A 2016 national survey expected to find that if a household loses a woman to maternal death, then other women in the household will seek more clinic services during pregnancy and after childbirth. Contrary to expectation, the study instead found that after a maternal death, women instead avoid hospitals and instead seek support from a traditional birth attendant. Reasons for this vary, but part of the explanation is that many of these women could go to the hospital for care but choose to avoid doing so.

Social factors which influence maternal mortality in India are income inequality in India; level of access to Prenatal care and care in the postpartum period; level of woman's education; the position of the mother's community in the regional rural-urban divide; the mother's access to nutrition during pregnancy; the degree of local sanitation; and the caste position of the mother.

The same health monitoring systems which track maternal mortality could also ask women to report other problems, such as lack of good treatment from hospital staff. Healthcare in India measures and reports maternal mortality. Offering general support services to women could improve many aspects of health care.

===Public health initiatives===
From 2000-2015 India participated in the Millennium Development Goal to improve maternal health.

The Government of India has started various public health initiatives to provide a safe and secure environment. Some of these initiatives are:
- Janani Suraksha Yojana (JSY),
- Pradhan Mantri Matru Vandana Yojana (PMMVY),
- Pradhan Mantri Surakshit Matritva Abhiyan (PMSMA)
- Poshan Abhiyan and Laqshya
Governments have also taken initiatives on improving the infrastructure of the country by improving roads and providing free ambulance services at Primary Health Centres (PHCs).

==History==
In 2018 the World Health Organization congratulated India for the great reduction in its maternal mortality ratio since 2005.

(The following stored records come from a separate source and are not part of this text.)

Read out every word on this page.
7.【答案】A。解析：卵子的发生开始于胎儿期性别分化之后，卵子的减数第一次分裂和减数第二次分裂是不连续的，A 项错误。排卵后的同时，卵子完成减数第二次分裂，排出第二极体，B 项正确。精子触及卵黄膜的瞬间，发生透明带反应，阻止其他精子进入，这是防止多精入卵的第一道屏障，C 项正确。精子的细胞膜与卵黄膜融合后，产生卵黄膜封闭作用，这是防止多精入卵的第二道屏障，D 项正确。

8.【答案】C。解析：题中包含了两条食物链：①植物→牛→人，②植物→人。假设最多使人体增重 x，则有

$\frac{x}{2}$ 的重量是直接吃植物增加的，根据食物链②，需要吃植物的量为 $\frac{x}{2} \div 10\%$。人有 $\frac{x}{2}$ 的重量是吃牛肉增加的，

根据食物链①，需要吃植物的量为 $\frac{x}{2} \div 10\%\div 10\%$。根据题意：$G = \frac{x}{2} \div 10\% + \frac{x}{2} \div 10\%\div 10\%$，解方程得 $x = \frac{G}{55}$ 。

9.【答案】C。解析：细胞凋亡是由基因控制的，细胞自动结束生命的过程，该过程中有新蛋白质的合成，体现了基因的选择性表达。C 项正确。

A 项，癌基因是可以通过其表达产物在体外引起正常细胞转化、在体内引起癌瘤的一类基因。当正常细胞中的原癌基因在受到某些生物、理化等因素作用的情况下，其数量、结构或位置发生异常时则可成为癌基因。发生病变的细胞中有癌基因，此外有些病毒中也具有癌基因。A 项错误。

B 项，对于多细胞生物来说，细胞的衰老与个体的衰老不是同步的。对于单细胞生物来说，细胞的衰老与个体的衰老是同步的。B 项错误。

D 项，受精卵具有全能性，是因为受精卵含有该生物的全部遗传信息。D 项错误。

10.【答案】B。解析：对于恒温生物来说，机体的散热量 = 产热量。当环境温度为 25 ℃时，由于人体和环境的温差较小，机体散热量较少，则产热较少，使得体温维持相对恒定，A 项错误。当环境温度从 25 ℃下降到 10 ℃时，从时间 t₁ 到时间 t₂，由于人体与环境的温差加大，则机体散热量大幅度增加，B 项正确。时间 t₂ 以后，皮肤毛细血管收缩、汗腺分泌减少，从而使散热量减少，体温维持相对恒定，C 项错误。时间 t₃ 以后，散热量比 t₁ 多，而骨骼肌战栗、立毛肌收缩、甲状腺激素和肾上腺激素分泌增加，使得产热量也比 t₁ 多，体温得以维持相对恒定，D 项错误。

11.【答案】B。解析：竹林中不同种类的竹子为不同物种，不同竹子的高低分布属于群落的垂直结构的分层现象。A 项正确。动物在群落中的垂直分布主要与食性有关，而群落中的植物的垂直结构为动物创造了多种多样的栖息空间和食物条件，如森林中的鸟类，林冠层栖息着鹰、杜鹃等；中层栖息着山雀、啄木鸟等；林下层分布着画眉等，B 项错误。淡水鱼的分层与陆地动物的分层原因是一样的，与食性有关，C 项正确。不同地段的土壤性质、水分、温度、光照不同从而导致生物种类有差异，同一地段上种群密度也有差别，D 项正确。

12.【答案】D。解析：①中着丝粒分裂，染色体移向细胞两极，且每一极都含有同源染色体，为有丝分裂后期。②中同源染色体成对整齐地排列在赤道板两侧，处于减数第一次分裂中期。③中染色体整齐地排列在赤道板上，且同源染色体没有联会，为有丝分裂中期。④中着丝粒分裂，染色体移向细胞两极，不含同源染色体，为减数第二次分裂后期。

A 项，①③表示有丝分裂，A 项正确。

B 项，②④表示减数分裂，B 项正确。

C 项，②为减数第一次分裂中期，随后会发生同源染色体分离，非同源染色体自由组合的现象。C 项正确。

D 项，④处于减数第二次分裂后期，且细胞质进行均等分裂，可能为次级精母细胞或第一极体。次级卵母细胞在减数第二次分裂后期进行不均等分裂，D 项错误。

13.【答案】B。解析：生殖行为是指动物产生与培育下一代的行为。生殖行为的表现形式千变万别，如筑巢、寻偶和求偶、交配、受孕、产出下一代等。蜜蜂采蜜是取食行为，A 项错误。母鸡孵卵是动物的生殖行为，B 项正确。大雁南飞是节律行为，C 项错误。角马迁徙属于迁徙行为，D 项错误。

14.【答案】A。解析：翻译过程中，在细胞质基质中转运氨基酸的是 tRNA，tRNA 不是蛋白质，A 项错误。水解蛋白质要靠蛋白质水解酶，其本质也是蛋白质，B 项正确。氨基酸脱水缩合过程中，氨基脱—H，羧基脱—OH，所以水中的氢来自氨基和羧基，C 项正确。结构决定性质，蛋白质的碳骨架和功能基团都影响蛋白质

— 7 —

Previous to that, various reports described high rates of maternal mortality in India.

==Research==
Maternal mortality is challenging to study because it is fairly uncommon, it can happen for various reasons, and it is challenging to report. The first nationally representative study of maternal mortality in all of India was in 2014.

Two major global studies in 2015 report maternal mortality in India and contribute to national planning. One study is the Global Burden of Disease Study, which in 2015 for the first time published a national report about India. The other is the 2015 report of the United Nations Maternal Mortality Estimation Inter-Agency Group (UN MMEIG). For the earlier 2013 versions of these two studies, researchers noted that they used different data and analysis to come to different conclusions about changes over time of maternal mortality in India.

In 2017 a report found no significant impact following a large study of 160,000 pregnant women who participated in a one-week educational program to improve maternal health and childbirth outcomes.